O trabalho com figuração é dinâmico, cada trabalho é em um lugar e em horário diferente do outro. Quando as agências lhe encaminham os trabalhos, checam, primeiro, se você está disponível na data da gravação. Sendo assim, é o próprio figurante quem concede a sua disponibilidade e gerencia a sua própria agenda. Por isso, não é difícil conciliar os estudos com a figuração, tendo em vista que, nos dias de aulas, a disponibilidade para as gravações fica fechada. Nos dias em que estamos gravando, também é possível estudar, tendo em vista que existem trabalhos que não duram 12 horas, ou que começam muito cedo e, consequentemente, terminam cedo, possibilitando o estudo antes ou depois das gravações. Inclusive, a depender do tipo de gravação, é possível estudar durante o trabalho, nos momentos em que o figurante fica em “stand by”. Nada impede de a pessoa levar o seu material de estudo para, quando não estiver sendo utilizado em cena, estudar e realizar os seus trabalhos acadêmicos. Eu mesmo já estudei e escrevi muito no set de gravação. Estava à espera e logo pegava o computador e montava o meu plano de estudo ou, até mesmo, redigia os meus artigos.
E o que você aprendeu fazendo figuração?
Trabalhar com figuração permite que você conheça lugares novos e pessoas de todos os cantos do mundo. Possibilita ter uma troca de experiências e faz com que a pessoa se comunique diariamente com seus colegas e supervisores. Além de ampliar os horizontes, a figuração é um excelente meio para fazer com que a pessoa trabalhe na perda da vergonha ou da timidez, já que o figurante é posto em cena, em frente das câmeras e, de certa forma, atua em determinados momentos. Outro aprendizado muito interessante é que, trabalhando como figurante, você tem a percepção de como o mundo cinematográfico funciona, tal como montagem de cena, como são feitas as filmagens daquele projeto e, depois de pronto, quando vamos assistir, logo nos chocamos com a diferença. Acaba sendo realmente um choque, pois a montagem da cena no set de gravação é feita de uma forma bem diferente do que a pessoa que não conhece esse mundo acredita que é gravado.
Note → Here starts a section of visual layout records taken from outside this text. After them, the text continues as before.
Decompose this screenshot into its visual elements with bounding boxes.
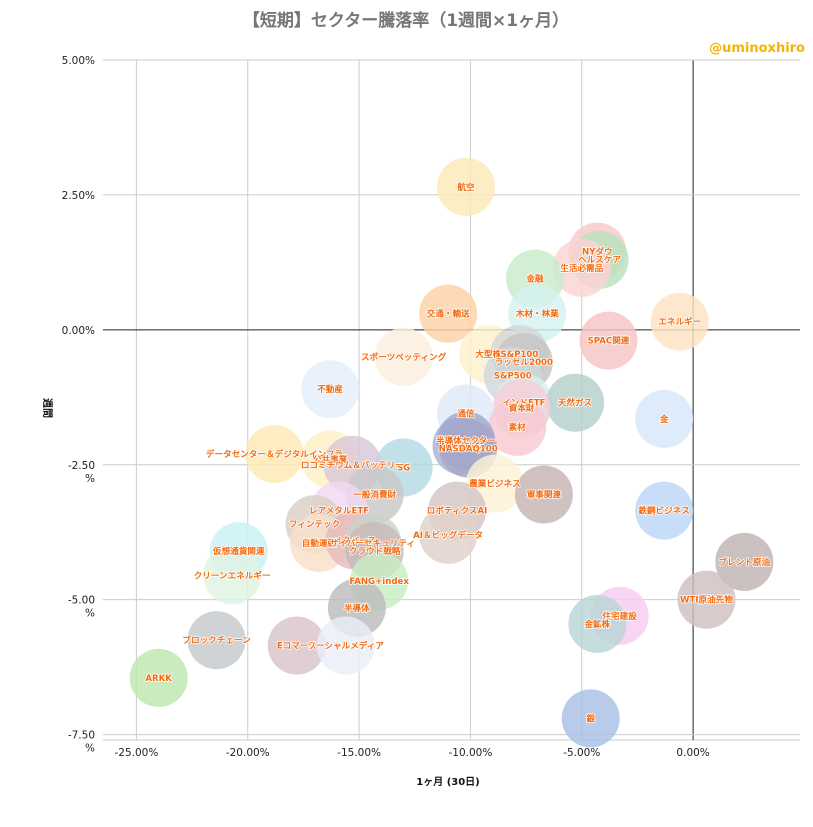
point-label: クリーンエネルギー <box>194 569 271 581</box>
point-label: インドETF <box>502 398 546 409</box>
point-label: ブレント原油 <box>719 556 771 568</box>
point-label: 住宅建設 <box>602 610 637 622</box>
point-label: 航空 <box>457 181 475 193</box>
data-point <box>635 481 694 540</box>
point-label: 農業ビジネス <box>469 478 521 490</box>
point-label: Eコマース <box>277 642 317 652</box>
point-label: NASDAQ <box>441 442 482 452</box>
point-label: 金 <box>659 413 669 425</box>
point-label: クラウド戦略 <box>349 545 401 557</box>
point-label: 仮想通貨関連 <box>212 545 265 557</box>
point-label: WTI原油先物 <box>680 594 733 606</box>
point-label: レアメタルETF <box>309 505 369 517</box>
point-label: NASDAQ100 <box>439 445 498 455</box>
x-tick-label: -20.00% <box>226 747 270 759</box>
points-layer <box>129 157 774 748</box>
data-point <box>419 505 478 564</box>
point-label: 通信 <box>457 407 475 419</box>
data-point <box>129 648 188 707</box>
data-point <box>715 532 774 591</box>
data-point <box>514 465 573 524</box>
point-label: S&P500 <box>494 372 532 382</box>
point-label: スポーツベッティング <box>361 351 447 363</box>
point-label: ロコミチウム＆バッテリー <box>301 460 404 471</box>
point-label: 大型株 <box>475 348 501 360</box>
data-point <box>374 327 433 386</box>
point-label: データセンター＆デジタルインフラ <box>206 448 343 460</box>
point-label: 軍事関連 <box>527 488 562 500</box>
point-label: AI＆ビッグデータ <box>413 529 483 541</box>
y-axis-label: 週間 <box>41 398 53 418</box>
data-point <box>579 311 638 370</box>
point-label: 銀 <box>586 712 595 724</box>
point-label: サイバーセキュリティ <box>330 538 415 549</box>
point-label: 半導体セクター <box>436 434 496 446</box>
point-label: ヘルスケア <box>578 255 621 266</box>
y-tick-label: 0.00% <box>62 325 95 337</box>
point-label: 資本財 <box>509 402 535 414</box>
data-point <box>546 373 605 432</box>
data-point <box>203 546 262 605</box>
point-label: 半導体 <box>344 602 370 614</box>
data-point <box>301 360 360 419</box>
point-label: S&P100 <box>500 350 538 360</box>
point-label: ARKK <box>145 674 172 684</box>
point-label: 生活必需品 <box>560 262 603 274</box>
point-label: 交通・輸送 <box>427 308 470 320</box>
y-tick-label: -5.00% <box>68 595 95 620</box>
point-label: フィンテック <box>289 519 340 530</box>
x-tick-label: -5.00% <box>563 747 600 759</box>
point-label: 木材・林業 <box>515 308 559 320</box>
point-label: 不動産 <box>317 383 343 395</box>
point-label: 自動運転 <box>302 537 337 549</box>
point-label: ロボティクスAI <box>427 505 488 517</box>
data-point <box>561 689 620 748</box>
data-point <box>245 424 304 483</box>
point-label: エネルギー <box>658 316 701 328</box>
point-label: 公共事業 <box>313 453 348 465</box>
data-point <box>568 594 627 653</box>
point-label: ラッセル2000 <box>495 357 553 368</box>
data-point <box>552 238 611 297</box>
data-point <box>267 616 326 675</box>
data-point <box>436 157 495 216</box>
point-label: 天然ガス <box>558 397 592 409</box>
author-handle: @uminoxhiro <box>709 41 805 56</box>
point-label: 金融 <box>525 273 544 285</box>
y-tick-label: -7.50% <box>68 730 95 755</box>
data-point <box>316 616 375 675</box>
point-label: ブロックチェーン <box>182 634 251 646</box>
point-label: NYダウ <box>582 246 613 258</box>
point-label: FANG+index <box>349 577 409 587</box>
point-label: 鉄鋼ビジネス <box>638 505 690 517</box>
point-label: 金鉱株 <box>583 618 610 630</box>
point-label: 一般消費財 <box>353 488 396 500</box>
x-tick-label: 0.00% <box>676 747 709 759</box>
x-tick-label: -10.00% <box>449 747 493 759</box>
x-axis-label: 1ヶ月 (30日) <box>416 776 480 788</box>
x-tick-label: -15.00% <box>337 747 381 759</box>
point-label: ソーシャルメディア <box>307 640 384 652</box>
data-point <box>635 389 694 448</box>
point-label: SPAC関連 <box>588 335 630 347</box>
data-point <box>488 397 547 456</box>
point-label: SG <box>397 463 410 473</box>
data-point <box>650 292 709 351</box>
y-tick-label: 5.00% <box>62 55 95 67</box>
ticks-layer: -25.00% -20.00% -15.00% -10.00% -5.00% 0.00% 5… <box>62 55 710 759</box>
y-tick-label: -2.50% <box>68 460 95 485</box>
data-point <box>187 611 246 670</box>
x-tick-label: -25.00% <box>114 747 158 759</box>
data-point <box>419 284 478 343</box>
point-label: 素材 <box>509 421 527 433</box>
y-tick-label: 2.50% <box>62 190 95 202</box>
data-point <box>677 570 736 629</box>
chart-title: 【短期】セクター騰落率（1週間×1ヶ月） <box>243 10 569 31</box>
point-label: メタバース <box>333 534 376 546</box>
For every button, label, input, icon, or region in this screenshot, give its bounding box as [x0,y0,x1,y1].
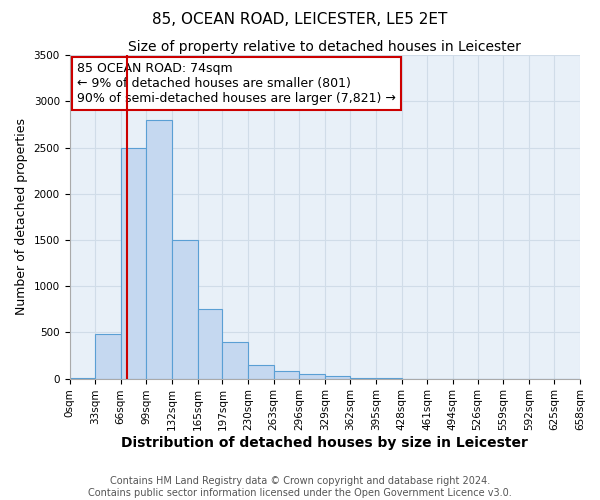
Y-axis label: Number of detached properties: Number of detached properties [15,118,28,316]
Bar [197,310,223,378]
Bar [95,334,121,378]
Bar [274,371,299,378]
Bar [299,374,325,378]
Title: Size of property relative to detached houses in Leicester: Size of property relative to detached ho… [128,40,521,54]
Text: Contains HM Land Registry data © Crown copyright and database right 2024.
Contai: Contains HM Land Registry data © Crown c… [88,476,512,498]
Text: 85 OCEAN ROAD: 74sqm
← 9% of detached houses are smaller (801)
90% of semi-detac: 85 OCEAN ROAD: 74sqm ← 9% of detached ho… [77,62,396,104]
Text: 85, OCEAN ROAD, LEICESTER, LE5 2ET: 85, OCEAN ROAD, LEICESTER, LE5 2ET [152,12,448,28]
Bar [325,376,350,378]
Bar [146,120,172,378]
Bar [223,342,248,378]
Bar [172,240,197,378]
X-axis label: Distribution of detached houses by size in Leicester: Distribution of detached houses by size … [121,436,528,450]
Bar [248,364,274,378]
Bar [121,148,146,378]
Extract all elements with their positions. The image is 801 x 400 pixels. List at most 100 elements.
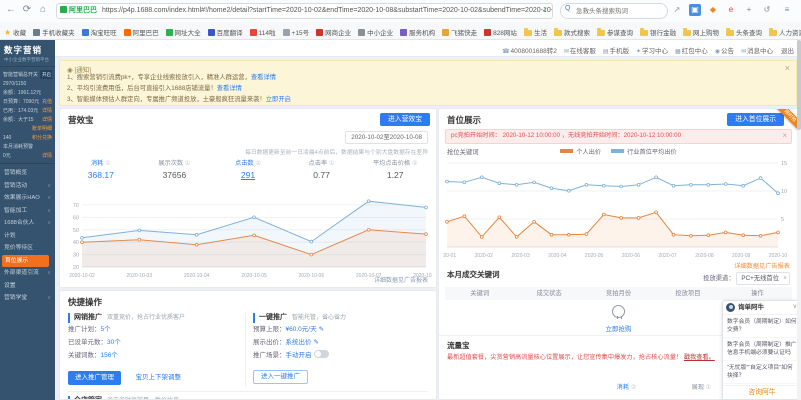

Quais as dicas que você dá para outros brasileiros que querem entrar nesse mercado?
A dica que eu dou para alguém que está pensando em trabalhar como figuração, em paralelo com os seus estudos é: vá! A figuração, por mais que tenha as suas questões, foi uma das melhores experiências e desafios que tive em Portugal. É importante ir com a mente aberta, não se deixar ser desrespeitado e se jogar de cabeça nessa aventura. É algo muito interessante para quem está pensando em começar. Outra dica extremamente importante para quem irá buscar as agências para se inscrever é questionar acerca do pagamento de book fotográfico ou de inscrições com valores exorbitantes. Pesquise muito bem as agências em que pretende se inscrever e, se possível, busque referências de pessoas que já trabalharam para essas empresas. Existem muitas agências que respeitam e tem compromisso com os figurantes, mas também existem muitas que vendem uma falsa ideia de fama, de possibilidade de trabalho e que não respeitam minimamente o trabalhador, achando que estão fazendo um favor ao contratá-lo. Assim, como tudo na vida, cautela e pesquisa prévia são essenciais.
Você sentiu algum tipo de discriminação?
Faz dois anos que trabalho com figuração, dentre outros trabalhos dentro das gravações. Até hoje, nunca sofri nenhum tipo de discriminação, seja ela qual for.
Quais as agências onde você consegue trabalhos?
No que se refere a agências, atualmente, estou trabalhando muito para a Estoril Models. Também estou inscrito na Bendita Profissão e na Plural Castings. De emissoras de televisão, já trabalhei para RTP, SIC e TVI. De plataformas digitais, para a Netflix (de vários países diferentes) e para a Disney Plus. De produção propriamente dita, é difícil dizer os nomes, pois foram muitos os trabalhos. Além de que, existem projetos que sabemos o mínimo possível, considerando o sigilo daquela gravação.